Dallas ? Big 12 Football media days began Monday morning at the Omni hotel, oddly enough, with a bit of baseball talk.
Art Briles, coach of defending league champion Baylor, was the first of five program leaders to the table for the day’s news conferences.
“I guess we’re batting lead-off today,” Briles said. “Well, the thing that’s a little different is, I don’t know what the commissioner expected, but we’re not going to try to bunt or get a single. I promise you that. We’re swinging for the fence. So maybe he should have put us fourth, because that’s just the way we approach the game.”
Picked second by the media in the Big 12 preseason poll, behind Oklahoma, Baylor (11-2 in 2013) is perceived as one of the nation’s top teams. Briles said that should only help the Bears attain their 2014 goals.

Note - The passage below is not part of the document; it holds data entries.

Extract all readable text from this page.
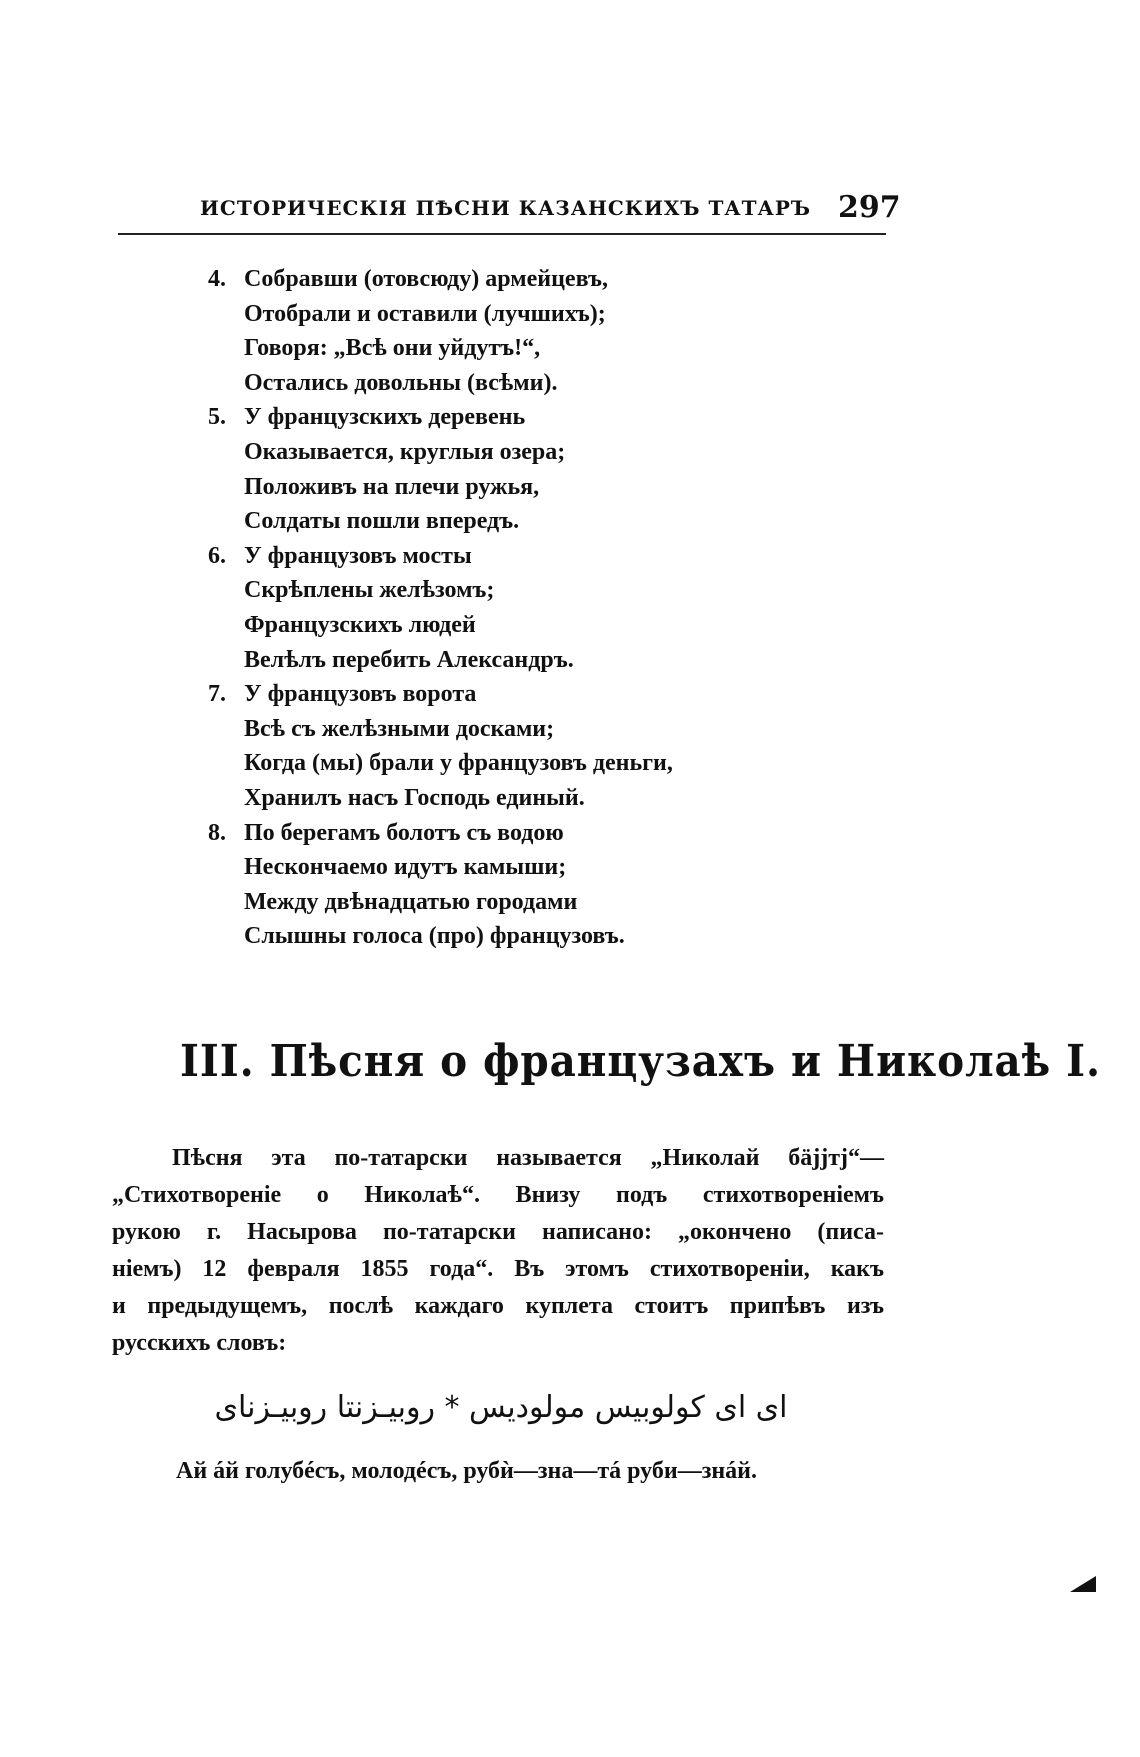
ИСТОРИЧЕСКІЯ ПѢСНИ КАЗАНСКИХЪ ТАТАРЪ 297
4. Собравши (отовсюду) армейцевъ,
Отобрали и оставили (лучшихъ);
Говоря: „Всѣ они уйдутъ!“,
Остались довольны (всѣми).
5. У французскихъ деревень
Оказывается, круглыя озера;
Положивъ на плечи ружья,
Солдаты пошли впередъ.
6. У французовъ мосты
Скрѣплены желѣзомъ;
Французскихъ людей
Велѣлъ перебить Александръ.
7. У французовъ ворота
Всѣ съ желѣзными досками;
Когда (мы) брали у французовъ деньги,
Хранилъ насъ Господь единый.
8. По берегамъ болотъ съ водою
Нескончаемо идутъ камыши;
Между двѣнадцатью городами
Слышны голоса (про) французовъ.
III. Пѣсня о французахъ и Николаѣ I.
Пѣсня эта по-татарски называется „Николай бäjjтj“—
„Стихотвореніе о Николаѣ“. Внизу подъ стихотвореніемъ
рукою г. Насырова по-татарски написано: „окончено (писа-
ніемъ) 12 февраля 1855 года“. Въ этомъ стихотвореніи, какъ
и предыдущемъ, послѣ каждаго куплета стоитъ припѣвъ изъ
русскихъ словъ:
اى اى كولوبيس مولوديس * روبيـزنتا روبيـزناى
Ай áй голубéсъ, молодéсъ, рубѝ—зна—тá руби—знáй.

“If you’re a hot football team, and you start at 27 (outside of the top 25), and you’re as hot as anybody in America, after eight or nine weeks, you’re (up to) No. 12 or 13,” Briles said. “So the advantage with our perception, our image, nationally, is we have a chance to fulfill faster, to get to where we want to get faster, which is getting in the Final Four (the College Football Playoff) this year.”
Baylor, led by Heisman Trophy-hopeful quarterback senior Bryce Petty, has the most offensive yards returning (6,319) of any team in the nation.
Challenge awaits OSU
Oklahoma State lost 33 lettermen from its 2013 team, which finished 10-3. And coach Mike Gundy isn’t exactly easing into things this fall. The Cowboys open their season Aug. 30 against defending national champion Florida State, in Arlington, Texas.
“It’s going to be a big challenge for our team, but they’re very excited,” Gundy said. “One advantage to an opener against a very good football team, much less the national champion and returning Heisman Trophy winner (sophomore quarterback Jameis Winston), is, motivation is there.”
Entering his 10th season at OSU, Gundy hopes the upcoming showdown in the Cowboys Classic at AT&T Stadium will get his players through sweltering preseason practices in August.
“They’re obviously a great football team,” Gundy said of FSU. “They’ve got a number of players other than the quarterback, and some are going to be playing on Sundays. But our responsibility as coaches … is to come up with a great plan.”
Frogs back bowling?
A 4-8 2013 season wasn’t only disappointing for TCU, it broke an eight-year streak of bowl-game appearances.
Coach Gary Patterson, whose Horned Frogs suffered six losses of 10 points or less, said he entered last year expecting far more. If anything, Patterson said a year ago he arrived at media days feeling too positive.
“I’ve kind of been back to being my old self, to be honest with you,” the 14th-year TCU coach said.
This season marks the Frogs’ third in the Big 12, and Patterson hopes they will get back to winning the close ones.
“For us, it’s finding that four or five plays,” he said. “You’ve got to be a smarter football team. In this league, the margin of error is different. There were good teams in any league we’ve played in. But on a week-to-week basis, the margin for errors is less (in the Big 12).”
Kingsbury on QBs
A former standout quarterback at Texas Tech, Kliff Kingsbury became the program’s coach in 2013. At first, growing pains didn’t seem to be a problem, as the Red Raiders won their first seven games. But they lost their next five before defeating Arizona State at the Holiday Bowl.
Between the comfort level that comes with Year Two for Kingsbury’s staff at Tech and the progress made last season by then-true freshman quarterback Davis Webb, the Red Raiders are more than optimistic.
“I’m excited to watch (Webb) play this year,” the coach said of the Holiday Bowl’s Offensive MVP. “He’s one of the hardest-working quarterbacks I’ve ever been around.”